Para ahli menyarankan agar waktu tidur ideal dimulai sebelum pukul 1 pagi. Anjuran ini bertujuan mencegah memburuknya kesehatan mental dan perilaku, sekaligus membantu tubuh menjalankan fungsi pemulihan secara optimal.

Pengaruh Begadang terhadap Kesehatan Kulit

Selain berdampak pada jantung dan kondisi mental, begadang juga diyakini memengaruhi kesehatan kulit. Mengutip WebMD, Sabtu, 14 Juni 2025, kurang tidur dapat mengganggu proses regenerasi sel kulit yang seharusnya terjadi saat tubuh beristirahat. Akibatnya, kelembapan alami kulit berkurang dan keseimbangan pH menjadi terganggu.

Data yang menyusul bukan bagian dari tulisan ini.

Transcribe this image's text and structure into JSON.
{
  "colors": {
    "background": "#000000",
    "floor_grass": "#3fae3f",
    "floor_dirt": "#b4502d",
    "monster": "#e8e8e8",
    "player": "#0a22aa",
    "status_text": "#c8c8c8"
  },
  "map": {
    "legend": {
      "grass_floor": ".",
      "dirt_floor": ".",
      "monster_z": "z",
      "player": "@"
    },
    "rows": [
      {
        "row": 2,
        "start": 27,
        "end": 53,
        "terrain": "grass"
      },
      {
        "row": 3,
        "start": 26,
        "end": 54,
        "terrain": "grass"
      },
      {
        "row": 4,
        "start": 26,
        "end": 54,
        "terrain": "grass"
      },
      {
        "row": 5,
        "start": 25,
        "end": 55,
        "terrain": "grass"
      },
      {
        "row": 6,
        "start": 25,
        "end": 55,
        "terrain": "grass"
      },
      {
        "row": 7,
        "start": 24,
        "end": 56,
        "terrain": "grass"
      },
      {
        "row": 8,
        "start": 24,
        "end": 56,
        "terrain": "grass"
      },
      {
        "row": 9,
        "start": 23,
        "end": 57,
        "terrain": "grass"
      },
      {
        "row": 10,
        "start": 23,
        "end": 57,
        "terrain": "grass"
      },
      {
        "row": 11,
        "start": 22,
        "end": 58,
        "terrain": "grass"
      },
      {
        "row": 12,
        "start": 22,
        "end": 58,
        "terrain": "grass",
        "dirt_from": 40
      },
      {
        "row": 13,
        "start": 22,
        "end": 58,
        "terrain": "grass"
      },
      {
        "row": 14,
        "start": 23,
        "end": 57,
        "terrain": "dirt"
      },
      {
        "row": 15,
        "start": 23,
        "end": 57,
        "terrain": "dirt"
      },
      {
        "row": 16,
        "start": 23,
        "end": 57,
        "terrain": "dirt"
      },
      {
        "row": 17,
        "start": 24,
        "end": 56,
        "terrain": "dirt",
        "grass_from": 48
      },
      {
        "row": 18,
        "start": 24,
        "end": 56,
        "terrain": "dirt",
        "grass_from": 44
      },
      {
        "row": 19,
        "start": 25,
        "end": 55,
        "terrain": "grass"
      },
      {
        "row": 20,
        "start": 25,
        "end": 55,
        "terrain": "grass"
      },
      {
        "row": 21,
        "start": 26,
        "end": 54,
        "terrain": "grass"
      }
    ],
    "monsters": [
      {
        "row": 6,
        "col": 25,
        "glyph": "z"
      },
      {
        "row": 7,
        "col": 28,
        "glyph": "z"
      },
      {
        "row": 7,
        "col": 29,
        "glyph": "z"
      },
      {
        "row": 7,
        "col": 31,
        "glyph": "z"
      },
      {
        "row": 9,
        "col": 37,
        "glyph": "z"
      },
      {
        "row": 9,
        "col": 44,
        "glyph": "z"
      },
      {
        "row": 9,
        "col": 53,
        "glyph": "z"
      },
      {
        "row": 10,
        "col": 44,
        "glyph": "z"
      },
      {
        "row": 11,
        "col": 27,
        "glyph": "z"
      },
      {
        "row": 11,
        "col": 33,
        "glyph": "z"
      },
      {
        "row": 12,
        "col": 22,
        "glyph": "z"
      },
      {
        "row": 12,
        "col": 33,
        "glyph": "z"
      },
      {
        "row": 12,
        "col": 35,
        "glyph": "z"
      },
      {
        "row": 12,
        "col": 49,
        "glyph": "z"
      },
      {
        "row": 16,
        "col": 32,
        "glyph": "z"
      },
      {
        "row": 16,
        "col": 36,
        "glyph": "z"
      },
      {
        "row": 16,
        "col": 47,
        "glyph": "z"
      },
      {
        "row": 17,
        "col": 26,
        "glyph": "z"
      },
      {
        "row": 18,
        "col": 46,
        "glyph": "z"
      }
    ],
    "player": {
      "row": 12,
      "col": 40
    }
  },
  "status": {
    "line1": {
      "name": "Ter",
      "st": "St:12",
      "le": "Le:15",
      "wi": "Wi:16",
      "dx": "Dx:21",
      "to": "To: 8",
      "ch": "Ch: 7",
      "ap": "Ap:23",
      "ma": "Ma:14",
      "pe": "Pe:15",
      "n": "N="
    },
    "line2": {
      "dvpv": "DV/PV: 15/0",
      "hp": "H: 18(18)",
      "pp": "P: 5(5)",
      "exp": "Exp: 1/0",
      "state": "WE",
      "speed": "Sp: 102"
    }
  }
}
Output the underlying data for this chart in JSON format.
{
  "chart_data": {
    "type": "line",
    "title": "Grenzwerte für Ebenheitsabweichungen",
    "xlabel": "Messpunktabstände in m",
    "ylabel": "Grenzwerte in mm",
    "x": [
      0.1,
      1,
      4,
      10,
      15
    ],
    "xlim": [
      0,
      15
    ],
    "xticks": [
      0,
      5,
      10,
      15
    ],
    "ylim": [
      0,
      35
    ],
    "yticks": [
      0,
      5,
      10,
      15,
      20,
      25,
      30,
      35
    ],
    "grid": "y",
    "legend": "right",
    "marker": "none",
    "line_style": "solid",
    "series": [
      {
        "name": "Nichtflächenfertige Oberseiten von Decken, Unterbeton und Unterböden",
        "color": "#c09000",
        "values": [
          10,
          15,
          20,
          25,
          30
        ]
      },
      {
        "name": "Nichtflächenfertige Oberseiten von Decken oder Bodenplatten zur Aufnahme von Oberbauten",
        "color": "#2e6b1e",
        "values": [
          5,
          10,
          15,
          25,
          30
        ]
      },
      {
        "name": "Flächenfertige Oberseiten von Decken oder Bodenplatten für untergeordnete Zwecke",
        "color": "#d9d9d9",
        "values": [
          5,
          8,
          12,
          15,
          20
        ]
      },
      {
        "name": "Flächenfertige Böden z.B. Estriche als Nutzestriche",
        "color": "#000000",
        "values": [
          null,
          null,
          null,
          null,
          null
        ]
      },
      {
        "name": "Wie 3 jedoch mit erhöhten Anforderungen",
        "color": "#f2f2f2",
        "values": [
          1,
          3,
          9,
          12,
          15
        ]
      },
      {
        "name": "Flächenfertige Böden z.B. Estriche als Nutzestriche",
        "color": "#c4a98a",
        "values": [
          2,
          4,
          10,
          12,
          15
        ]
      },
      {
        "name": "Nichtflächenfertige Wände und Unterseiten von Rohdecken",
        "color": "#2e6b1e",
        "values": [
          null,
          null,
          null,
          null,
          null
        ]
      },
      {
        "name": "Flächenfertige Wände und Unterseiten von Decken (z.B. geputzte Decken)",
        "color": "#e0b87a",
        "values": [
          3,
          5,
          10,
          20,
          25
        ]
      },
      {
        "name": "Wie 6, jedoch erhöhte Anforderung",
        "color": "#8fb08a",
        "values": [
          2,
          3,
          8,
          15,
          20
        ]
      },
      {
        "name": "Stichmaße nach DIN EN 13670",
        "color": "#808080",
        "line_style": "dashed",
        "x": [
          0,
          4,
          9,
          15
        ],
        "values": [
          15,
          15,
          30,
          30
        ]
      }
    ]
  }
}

National Sleep Foundation merekomendasikan durasi tidur ideal bagi orang dewasa berkisar antara tujuh hingga sembilan jam per malam. Namun kenyataannya, tidak semua orang mampu memenuhi anjuran tersebut karena tuntutan pekerjaan maupun gaya hidup.

Studi dari Royal Society Open Science bahkan menyebutkan bahwa kurang tidur membuat seseorang tampak kurang sehat dan kurang menarik. Dampak ini terlihat jelas pada kondisi kulit wajah yang mengalami berbagai perubahan negatif.

Masalah Kulit yang Sering Muncul

Kurang tidur membuat sirkulasi darah ke kulit tidak optimal. Padahal, saat tidur, aliran darah meningkat untuk membawa oksigen dan nutrisi penting ke sel-sel kulit. Jika proses ini terganggu, wajah cenderung tampak kusam dan kehilangan kilau alaminya.

Begadang juga berkaitan dengan meningkatnya hormon stres atau kortisol. Kondisi ini memicu produksi minyak berlebih yang berpotensi menyumbat pori-pori dan memperparah jerawat. Studi dari Acta Dermato-Venereologica menyebutkan bahwa stres dan kelelahan akibat kurang tidur berhubungan erat dengan munculnya jerawat pada remaja maupun orang dewasa.

Selain itu, sistem imun tubuh yang melemah akibat kurang tidur membuat kulit lebih sensitif dan mudah mengalami iritasi. Area bawah mata pun kerap menghitam dan membengkak, dikenal sebagai mata panda, akibat pelebaran pembuluh darah dan retensi cairan.

Dalam jangka panjang, kurang tidur juga mempercepat penuaan dini. Produksi kolagen menurun drastis sehingga kulit kehilangan kekencangan dan lebih cepat berkerut. Studi menunjukkan bahwa perempuan dengan waktu tidur cukup memiliki pemulihan kulit 30 persen lebih baik dibandingkan mereka yang tidurnya terganggu, menegaskan pentingnya tidur berkualitas bagi kesehatan dan penampilan.